Board member Dan Duffy said that he considers the chief being on non-disciplinary paid leave as a form of discipline, and suggested Wooten issue a statement to the local paper, addressing that he realizes it caused a lot of conflict but did not make any harm, reasserting that the chief should return to full duties at the conclusion of the meeting. 

“I think that he is a man of integrity and you don’t let men of integrity go,” board member Cheryl Shannon said. 

Board members Shannon, Duffy and Munroe voted in favor to reinstate Wooten without any disciplinary action; board president Higdon and vice president Radcliffe voted against the reinstatement. 

After the motion, Radcliffe resigned, saying, “it’s been an honor to serve for the last five years … but I have lost confidence in the board to do what we were elected to and appointed by our constituents to do. I don’t feel like the chief’s conduct was appropriate. His actions do not adhere to the District’s values,” and she referenced the influx of emails from the community that feel the same way.  

Jennifer Radcliffe

Before going into executive session, Higdon acknowledged the community interest in this issue. He said the board had received 386 emails regarding the situation. “We did our due diligence to review those; that’s important,” he said. “There were 230 phone calls and they were duly recorded. That’s important because I want our public to understand we appreciate they took the time to send that to us. … It’s important to me that a person’s voice be heard. That is extremely important to me.”

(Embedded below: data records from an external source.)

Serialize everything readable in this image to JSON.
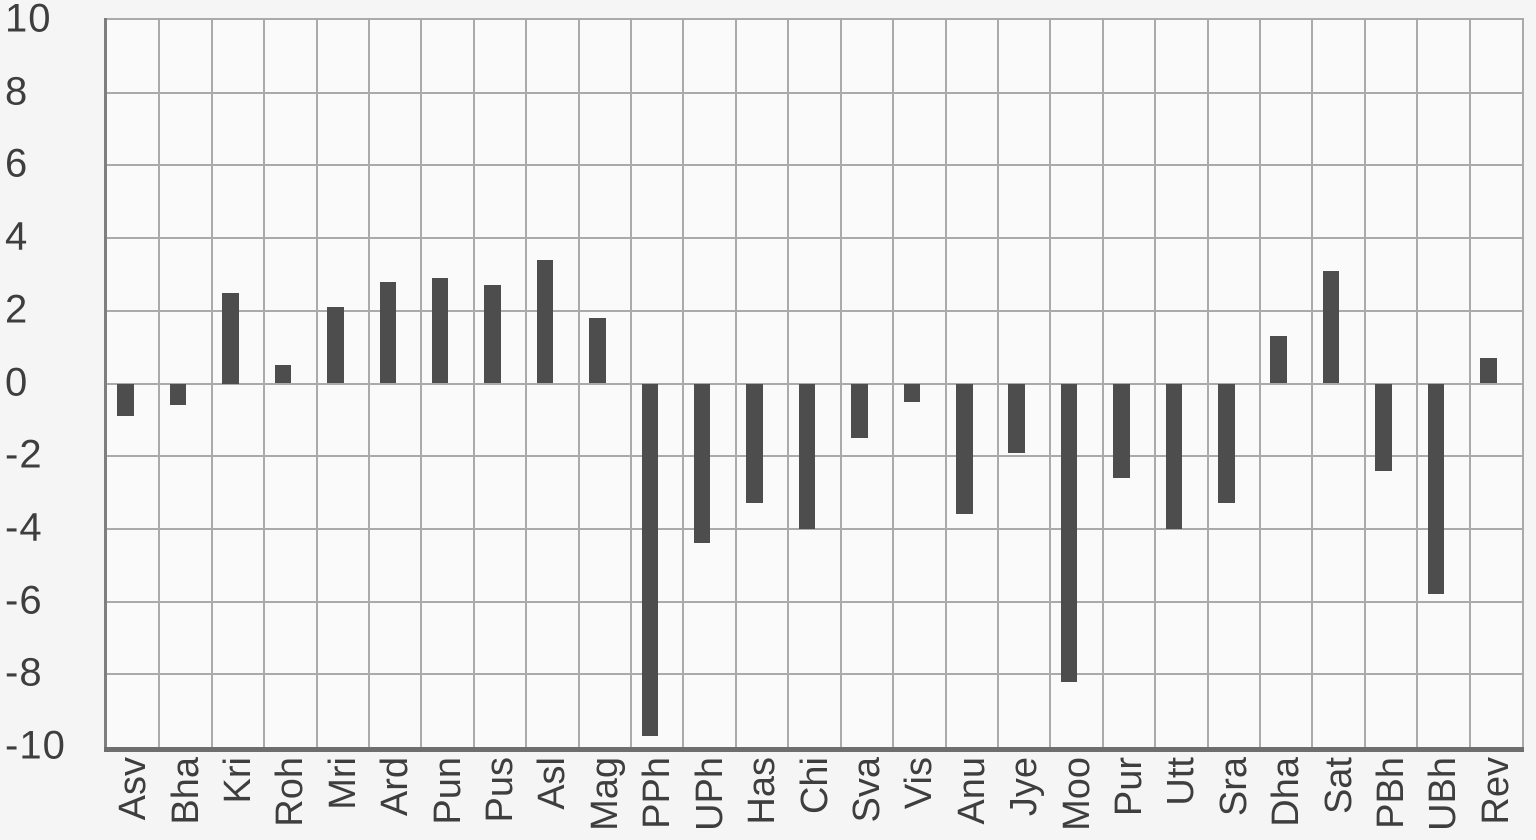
{
  "chart_data": {
    "type": "bar",
    "categories": [
      "Asv",
      "Bha",
      "Kri",
      "Roh",
      "Mri",
      "Ard",
      "Pun",
      "Pus",
      "Asl",
      "Mag",
      "PPh",
      "UPh",
      "Has",
      "Chi",
      "Sva",
      "Vis",
      "Anu",
      "Jye",
      "Moo",
      "Pur",
      "Utt",
      "Sra",
      "Dha",
      "Sat",
      "PBh",
      "UBh",
      "Rev"
    ],
    "values": [
      -0.9,
      -0.6,
      2.5,
      0.5,
      2.1,
      2.8,
      2.9,
      2.7,
      3.4,
      1.8,
      -9.7,
      -4.4,
      -3.3,
      -4.0,
      -1.5,
      -0.5,
      -3.6,
      -1.9,
      -8.2,
      -2.6,
      -4.0,
      -3.3,
      1.3,
      3.1,
      -2.4,
      -5.8,
      0.7
    ],
    "ylim": [
      -10,
      10
    ],
    "yticks": [
      10,
      8,
      6,
      4,
      2,
      0,
      -2,
      -4,
      -6,
      -8,
      -10
    ],
    "xlabel": "",
    "ylabel": "",
    "grid": "on",
    "legend": "none",
    "colors": {
      "bar": "#4d4d4d",
      "gridline": "#aaaaaa",
      "frame_left": "#7e7e7e",
      "frame_bottom": "#6e6e6e",
      "frame_top_right": "#aaaaaa",
      "plot_background": "#fafafa",
      "page_background": "#f5f5f5",
      "label_text": "#3e3e3e"
    }
  }
}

SLCF&R’s initial statement on June 2 said Wooten “did not make any statement in his official capacity as fire chief,” and that his personal page was hacked. Wooten was placed on non-disciplinary administrative leave. The comments on Wooten’s personal page date back two months, Eugene TV station KEZI first reported. 

Wooten’s account shared memes calling the pandemic “the biggest media generated mass hysteria since Orson Welles’ 1938 radio broadcast ‘War of the Worlds’” and another that said “Sorry folks, Oregon is closed, that b- in Salem said so.”

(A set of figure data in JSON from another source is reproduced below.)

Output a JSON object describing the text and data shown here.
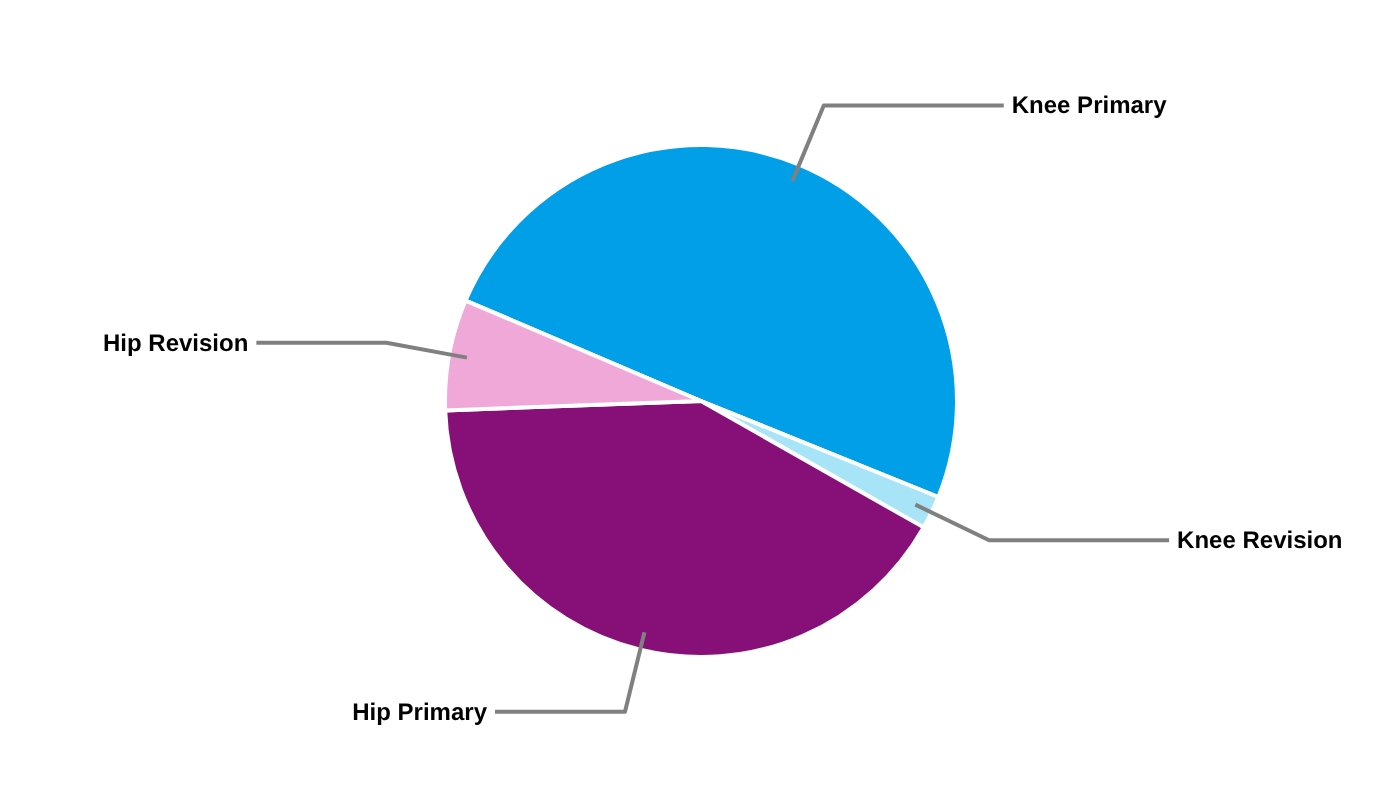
{
  "chart_data": {
    "type": "pie",
    "categories": [
      "Knee Primary",
      "Knee Revision",
      "Hip Primary",
      "Hip Revision"
    ],
    "values": [
      49.7,
      2.1,
      41.2,
      7.0
    ],
    "colors": [
      "#009fe8",
      "#a8e4f8",
      "#870f78",
      "#f0a8d8"
    ]
  }
}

“The US is on a crisis lockdown over 41 deaths! That’s called a weekend in Chicago. Explain what this is not an overreaction?,” another post read.

During the height of COVID-19 in the state, Wooten was deployed  to the emergency operations center in Salem and served as the deputy operations chief in the human resources division of the State Fire Marshal Incident Management Team (IMT). There, in April, he told The Chronicle he was working up to 14 hours a day for 14 days straight with authorities to plan COVID-19 responses. Wooten was also deployed to assist at the Oregon Health Authority in Portland, he said.  

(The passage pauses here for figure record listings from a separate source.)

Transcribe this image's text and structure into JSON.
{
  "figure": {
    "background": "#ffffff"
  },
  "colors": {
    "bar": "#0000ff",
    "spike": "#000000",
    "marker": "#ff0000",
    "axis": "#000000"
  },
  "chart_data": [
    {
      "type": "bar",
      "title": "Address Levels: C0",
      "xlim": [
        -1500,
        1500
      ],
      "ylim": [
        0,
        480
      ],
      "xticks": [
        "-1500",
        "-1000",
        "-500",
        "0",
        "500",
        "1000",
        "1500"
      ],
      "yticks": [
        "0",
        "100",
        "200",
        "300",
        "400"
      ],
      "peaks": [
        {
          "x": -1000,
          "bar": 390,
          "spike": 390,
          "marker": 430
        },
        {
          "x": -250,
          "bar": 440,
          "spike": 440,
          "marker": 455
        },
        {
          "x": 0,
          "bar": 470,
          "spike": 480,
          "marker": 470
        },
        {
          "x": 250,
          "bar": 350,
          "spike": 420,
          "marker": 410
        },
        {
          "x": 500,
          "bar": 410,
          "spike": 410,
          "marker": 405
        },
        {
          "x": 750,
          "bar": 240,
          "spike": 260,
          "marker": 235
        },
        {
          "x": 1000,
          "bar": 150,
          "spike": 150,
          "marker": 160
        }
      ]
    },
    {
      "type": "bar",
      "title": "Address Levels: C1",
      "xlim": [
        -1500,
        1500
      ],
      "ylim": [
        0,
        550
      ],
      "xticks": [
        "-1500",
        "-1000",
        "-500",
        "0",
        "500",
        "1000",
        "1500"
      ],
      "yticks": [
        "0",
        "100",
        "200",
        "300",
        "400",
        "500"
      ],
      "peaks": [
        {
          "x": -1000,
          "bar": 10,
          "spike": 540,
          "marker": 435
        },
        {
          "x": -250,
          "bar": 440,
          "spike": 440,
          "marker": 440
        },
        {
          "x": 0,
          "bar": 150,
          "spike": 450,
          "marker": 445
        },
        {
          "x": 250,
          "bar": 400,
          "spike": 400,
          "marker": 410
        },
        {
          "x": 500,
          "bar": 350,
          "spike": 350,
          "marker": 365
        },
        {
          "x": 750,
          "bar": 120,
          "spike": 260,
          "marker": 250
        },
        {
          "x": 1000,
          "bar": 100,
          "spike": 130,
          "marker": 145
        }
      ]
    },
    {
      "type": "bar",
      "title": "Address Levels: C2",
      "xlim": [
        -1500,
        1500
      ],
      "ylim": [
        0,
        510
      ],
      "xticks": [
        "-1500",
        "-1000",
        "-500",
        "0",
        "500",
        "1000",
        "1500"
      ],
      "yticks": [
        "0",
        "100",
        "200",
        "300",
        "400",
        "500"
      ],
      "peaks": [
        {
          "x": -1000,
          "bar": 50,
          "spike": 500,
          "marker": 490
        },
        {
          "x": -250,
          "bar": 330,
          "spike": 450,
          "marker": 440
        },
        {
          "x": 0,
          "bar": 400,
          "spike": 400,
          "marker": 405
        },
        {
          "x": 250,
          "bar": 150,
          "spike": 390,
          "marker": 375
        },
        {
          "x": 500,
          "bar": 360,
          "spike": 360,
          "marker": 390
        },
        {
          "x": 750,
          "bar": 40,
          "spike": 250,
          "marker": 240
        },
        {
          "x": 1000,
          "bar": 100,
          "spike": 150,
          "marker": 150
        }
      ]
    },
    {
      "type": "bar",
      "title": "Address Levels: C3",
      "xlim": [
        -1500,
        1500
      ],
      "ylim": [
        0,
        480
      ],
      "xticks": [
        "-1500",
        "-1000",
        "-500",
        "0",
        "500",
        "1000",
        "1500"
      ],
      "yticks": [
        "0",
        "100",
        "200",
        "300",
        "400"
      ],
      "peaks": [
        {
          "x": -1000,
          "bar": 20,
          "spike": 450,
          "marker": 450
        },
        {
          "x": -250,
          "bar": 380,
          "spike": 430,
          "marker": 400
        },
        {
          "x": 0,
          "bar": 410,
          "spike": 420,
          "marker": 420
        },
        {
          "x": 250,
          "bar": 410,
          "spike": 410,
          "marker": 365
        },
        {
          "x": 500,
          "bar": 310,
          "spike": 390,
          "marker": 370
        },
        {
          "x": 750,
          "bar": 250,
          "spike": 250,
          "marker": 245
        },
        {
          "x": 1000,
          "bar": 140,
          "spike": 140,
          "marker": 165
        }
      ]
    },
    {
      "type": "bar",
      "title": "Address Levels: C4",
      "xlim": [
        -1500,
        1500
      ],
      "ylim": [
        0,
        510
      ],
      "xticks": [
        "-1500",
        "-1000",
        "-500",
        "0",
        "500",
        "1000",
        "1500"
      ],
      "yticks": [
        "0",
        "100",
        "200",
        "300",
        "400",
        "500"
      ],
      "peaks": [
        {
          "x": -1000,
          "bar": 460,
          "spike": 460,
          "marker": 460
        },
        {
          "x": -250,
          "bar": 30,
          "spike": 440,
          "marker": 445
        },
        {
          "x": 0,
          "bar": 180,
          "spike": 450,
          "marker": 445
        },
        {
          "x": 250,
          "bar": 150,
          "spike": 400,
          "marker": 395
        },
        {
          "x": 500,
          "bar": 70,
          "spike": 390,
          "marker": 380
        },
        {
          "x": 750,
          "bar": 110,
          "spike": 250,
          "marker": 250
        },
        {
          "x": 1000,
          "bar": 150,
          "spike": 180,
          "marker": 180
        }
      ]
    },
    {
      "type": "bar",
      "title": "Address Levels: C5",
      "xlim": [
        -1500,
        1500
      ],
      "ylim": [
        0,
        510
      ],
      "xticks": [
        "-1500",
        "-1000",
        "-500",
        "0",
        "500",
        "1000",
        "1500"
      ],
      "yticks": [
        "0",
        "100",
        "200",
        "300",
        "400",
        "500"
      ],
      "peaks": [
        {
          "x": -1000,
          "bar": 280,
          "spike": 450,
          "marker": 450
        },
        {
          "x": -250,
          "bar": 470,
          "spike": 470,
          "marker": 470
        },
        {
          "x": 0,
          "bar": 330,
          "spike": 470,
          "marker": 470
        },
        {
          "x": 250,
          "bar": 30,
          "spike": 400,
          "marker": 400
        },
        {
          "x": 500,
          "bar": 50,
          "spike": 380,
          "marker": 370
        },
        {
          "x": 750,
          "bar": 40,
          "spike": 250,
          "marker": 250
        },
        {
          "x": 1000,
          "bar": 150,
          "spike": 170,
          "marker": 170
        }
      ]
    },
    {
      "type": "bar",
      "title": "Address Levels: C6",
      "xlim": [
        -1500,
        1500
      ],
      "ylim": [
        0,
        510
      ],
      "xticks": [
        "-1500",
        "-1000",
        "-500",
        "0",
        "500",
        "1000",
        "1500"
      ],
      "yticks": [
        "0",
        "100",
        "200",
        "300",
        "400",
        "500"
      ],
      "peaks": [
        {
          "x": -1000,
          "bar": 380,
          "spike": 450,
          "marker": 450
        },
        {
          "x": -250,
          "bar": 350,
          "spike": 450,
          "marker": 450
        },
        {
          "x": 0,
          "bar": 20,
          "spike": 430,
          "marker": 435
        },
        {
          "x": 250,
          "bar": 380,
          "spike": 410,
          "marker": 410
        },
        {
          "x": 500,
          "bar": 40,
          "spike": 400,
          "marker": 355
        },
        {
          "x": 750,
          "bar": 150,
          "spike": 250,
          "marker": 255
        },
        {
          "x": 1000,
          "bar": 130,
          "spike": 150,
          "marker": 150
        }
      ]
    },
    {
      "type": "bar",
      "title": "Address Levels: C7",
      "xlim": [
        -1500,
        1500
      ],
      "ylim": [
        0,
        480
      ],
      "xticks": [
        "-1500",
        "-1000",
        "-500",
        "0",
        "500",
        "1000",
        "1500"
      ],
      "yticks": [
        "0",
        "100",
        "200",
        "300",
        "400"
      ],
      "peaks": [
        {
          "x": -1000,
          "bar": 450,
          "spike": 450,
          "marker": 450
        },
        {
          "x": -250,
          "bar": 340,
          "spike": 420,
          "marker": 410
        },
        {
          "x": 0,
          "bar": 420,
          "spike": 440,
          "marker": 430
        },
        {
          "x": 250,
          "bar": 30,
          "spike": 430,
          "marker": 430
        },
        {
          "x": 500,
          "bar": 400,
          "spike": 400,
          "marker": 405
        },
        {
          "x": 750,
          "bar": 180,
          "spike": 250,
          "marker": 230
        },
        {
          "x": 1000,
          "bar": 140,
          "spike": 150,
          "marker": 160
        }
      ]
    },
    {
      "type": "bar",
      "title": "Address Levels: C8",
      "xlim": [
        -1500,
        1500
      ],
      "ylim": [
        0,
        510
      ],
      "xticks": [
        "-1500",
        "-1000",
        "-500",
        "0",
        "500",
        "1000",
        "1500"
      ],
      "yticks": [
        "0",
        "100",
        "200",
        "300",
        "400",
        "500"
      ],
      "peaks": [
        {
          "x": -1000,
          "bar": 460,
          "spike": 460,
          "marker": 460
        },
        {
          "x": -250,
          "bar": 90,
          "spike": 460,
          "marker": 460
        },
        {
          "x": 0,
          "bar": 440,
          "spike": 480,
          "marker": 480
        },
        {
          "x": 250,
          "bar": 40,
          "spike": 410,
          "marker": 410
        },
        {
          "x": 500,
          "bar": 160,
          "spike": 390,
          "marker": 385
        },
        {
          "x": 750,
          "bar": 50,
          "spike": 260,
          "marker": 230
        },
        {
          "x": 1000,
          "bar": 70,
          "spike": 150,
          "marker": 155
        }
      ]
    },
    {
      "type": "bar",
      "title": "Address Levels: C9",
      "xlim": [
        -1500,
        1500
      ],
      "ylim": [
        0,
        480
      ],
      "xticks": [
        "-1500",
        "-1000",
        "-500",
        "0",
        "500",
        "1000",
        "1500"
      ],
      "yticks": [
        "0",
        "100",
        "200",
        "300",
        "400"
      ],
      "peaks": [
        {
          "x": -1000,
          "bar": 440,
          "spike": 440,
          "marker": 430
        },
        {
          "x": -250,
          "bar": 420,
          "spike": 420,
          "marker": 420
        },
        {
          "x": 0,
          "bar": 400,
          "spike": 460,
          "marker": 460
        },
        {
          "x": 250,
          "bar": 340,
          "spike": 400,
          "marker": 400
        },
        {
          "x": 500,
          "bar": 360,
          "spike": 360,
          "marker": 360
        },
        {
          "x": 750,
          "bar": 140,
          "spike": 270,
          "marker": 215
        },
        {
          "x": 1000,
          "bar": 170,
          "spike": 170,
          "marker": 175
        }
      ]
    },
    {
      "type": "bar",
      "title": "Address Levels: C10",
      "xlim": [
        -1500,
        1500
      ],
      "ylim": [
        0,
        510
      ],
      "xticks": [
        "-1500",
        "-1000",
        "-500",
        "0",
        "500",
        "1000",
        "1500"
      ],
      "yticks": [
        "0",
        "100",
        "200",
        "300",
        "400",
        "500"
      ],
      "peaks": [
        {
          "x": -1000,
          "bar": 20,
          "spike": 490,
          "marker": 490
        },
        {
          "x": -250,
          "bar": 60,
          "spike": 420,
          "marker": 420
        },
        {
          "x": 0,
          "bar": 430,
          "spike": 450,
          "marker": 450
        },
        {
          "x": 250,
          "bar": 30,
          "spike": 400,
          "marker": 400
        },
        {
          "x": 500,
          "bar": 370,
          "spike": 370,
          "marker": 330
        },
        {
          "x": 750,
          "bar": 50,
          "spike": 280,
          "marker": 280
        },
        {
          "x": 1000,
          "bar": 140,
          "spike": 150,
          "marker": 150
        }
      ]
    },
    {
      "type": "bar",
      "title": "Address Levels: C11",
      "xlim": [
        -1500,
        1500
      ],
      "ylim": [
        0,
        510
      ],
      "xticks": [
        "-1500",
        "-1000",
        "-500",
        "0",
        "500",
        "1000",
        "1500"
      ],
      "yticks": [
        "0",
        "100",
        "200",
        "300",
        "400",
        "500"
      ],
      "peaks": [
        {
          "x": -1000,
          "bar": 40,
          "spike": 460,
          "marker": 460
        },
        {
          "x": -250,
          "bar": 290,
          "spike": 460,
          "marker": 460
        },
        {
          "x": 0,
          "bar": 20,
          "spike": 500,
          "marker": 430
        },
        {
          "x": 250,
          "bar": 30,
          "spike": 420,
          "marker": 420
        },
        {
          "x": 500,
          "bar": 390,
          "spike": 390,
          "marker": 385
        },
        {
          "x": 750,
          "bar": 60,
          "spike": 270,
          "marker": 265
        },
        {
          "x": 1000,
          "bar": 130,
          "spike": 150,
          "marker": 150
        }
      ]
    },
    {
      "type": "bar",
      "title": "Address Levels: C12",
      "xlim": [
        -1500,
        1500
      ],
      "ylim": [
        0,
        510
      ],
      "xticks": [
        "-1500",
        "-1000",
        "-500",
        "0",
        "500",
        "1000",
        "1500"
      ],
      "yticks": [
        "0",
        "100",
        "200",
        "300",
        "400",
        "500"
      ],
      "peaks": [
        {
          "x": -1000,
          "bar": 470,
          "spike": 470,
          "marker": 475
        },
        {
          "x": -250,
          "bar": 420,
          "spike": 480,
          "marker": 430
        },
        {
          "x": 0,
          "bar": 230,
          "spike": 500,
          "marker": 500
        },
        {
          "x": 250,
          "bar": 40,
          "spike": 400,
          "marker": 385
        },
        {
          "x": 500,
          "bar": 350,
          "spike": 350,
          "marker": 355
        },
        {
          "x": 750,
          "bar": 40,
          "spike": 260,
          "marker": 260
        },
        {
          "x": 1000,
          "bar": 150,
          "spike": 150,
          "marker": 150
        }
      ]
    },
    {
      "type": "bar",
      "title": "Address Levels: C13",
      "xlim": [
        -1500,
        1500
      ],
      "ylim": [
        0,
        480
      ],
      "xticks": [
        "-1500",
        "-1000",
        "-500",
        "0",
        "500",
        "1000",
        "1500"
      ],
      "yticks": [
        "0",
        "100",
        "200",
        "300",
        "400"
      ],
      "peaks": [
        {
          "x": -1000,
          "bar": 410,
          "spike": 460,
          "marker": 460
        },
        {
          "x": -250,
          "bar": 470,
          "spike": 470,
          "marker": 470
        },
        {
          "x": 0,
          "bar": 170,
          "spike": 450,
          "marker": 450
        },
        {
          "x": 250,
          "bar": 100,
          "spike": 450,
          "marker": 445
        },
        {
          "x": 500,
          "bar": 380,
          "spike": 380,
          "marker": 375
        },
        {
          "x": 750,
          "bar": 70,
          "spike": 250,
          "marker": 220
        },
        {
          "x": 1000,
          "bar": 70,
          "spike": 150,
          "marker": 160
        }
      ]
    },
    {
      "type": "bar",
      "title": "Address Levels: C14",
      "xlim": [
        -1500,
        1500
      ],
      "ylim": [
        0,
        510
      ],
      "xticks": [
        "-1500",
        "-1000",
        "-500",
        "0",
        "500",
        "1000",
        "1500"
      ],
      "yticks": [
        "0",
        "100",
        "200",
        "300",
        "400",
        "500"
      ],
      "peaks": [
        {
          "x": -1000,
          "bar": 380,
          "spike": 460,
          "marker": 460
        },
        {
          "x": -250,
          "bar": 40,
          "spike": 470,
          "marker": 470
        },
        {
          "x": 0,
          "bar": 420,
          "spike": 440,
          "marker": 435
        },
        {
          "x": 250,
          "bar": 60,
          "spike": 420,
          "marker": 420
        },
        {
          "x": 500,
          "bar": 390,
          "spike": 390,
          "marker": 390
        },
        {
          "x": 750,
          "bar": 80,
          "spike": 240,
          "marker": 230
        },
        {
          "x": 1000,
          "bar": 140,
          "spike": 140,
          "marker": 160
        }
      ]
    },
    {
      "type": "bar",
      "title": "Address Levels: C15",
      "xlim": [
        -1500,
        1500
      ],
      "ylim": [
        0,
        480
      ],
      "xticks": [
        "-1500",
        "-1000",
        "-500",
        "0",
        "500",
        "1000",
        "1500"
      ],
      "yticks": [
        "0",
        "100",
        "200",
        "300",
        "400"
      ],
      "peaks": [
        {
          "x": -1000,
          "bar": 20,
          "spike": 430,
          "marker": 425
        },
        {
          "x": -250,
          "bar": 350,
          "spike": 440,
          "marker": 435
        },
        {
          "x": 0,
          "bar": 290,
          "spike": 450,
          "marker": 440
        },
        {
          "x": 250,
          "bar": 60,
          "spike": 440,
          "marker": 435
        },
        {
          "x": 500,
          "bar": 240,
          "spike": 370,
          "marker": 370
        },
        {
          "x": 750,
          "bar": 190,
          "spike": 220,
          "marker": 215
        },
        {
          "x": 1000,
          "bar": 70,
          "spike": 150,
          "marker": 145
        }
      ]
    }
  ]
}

Wooten’s operations team implemented all plans that came out of the OHA, he said, and would build plans around EMS responses, set up hospitals and coordinate regional healthcare around the state. 

In one post, Wooten wrote, “So I made the comment we should shoot the rioters and someone asked me how I could possibly do that. I replied it depended on distance, wind, temp, humidity and a few other variables but once I had the calculations done it would be a matter of breathing control and trigger squeeze.”

Wooten, formerly of Adams, Ore., was chief of the East Umatilla County Health District, the deputy chief of the Helix Rural Fire District, and the base manager for Life Flight Pendleton.

SLCF&R provides fire protection to a 132-square mile area encompassing the cities of Creswell and Cottage Grove and an EMS service of 800 square miles. In 2019, SLCF&R handled over 4,400 calls for service. 

South Lane County Fire & Rescue in Cottage Grove.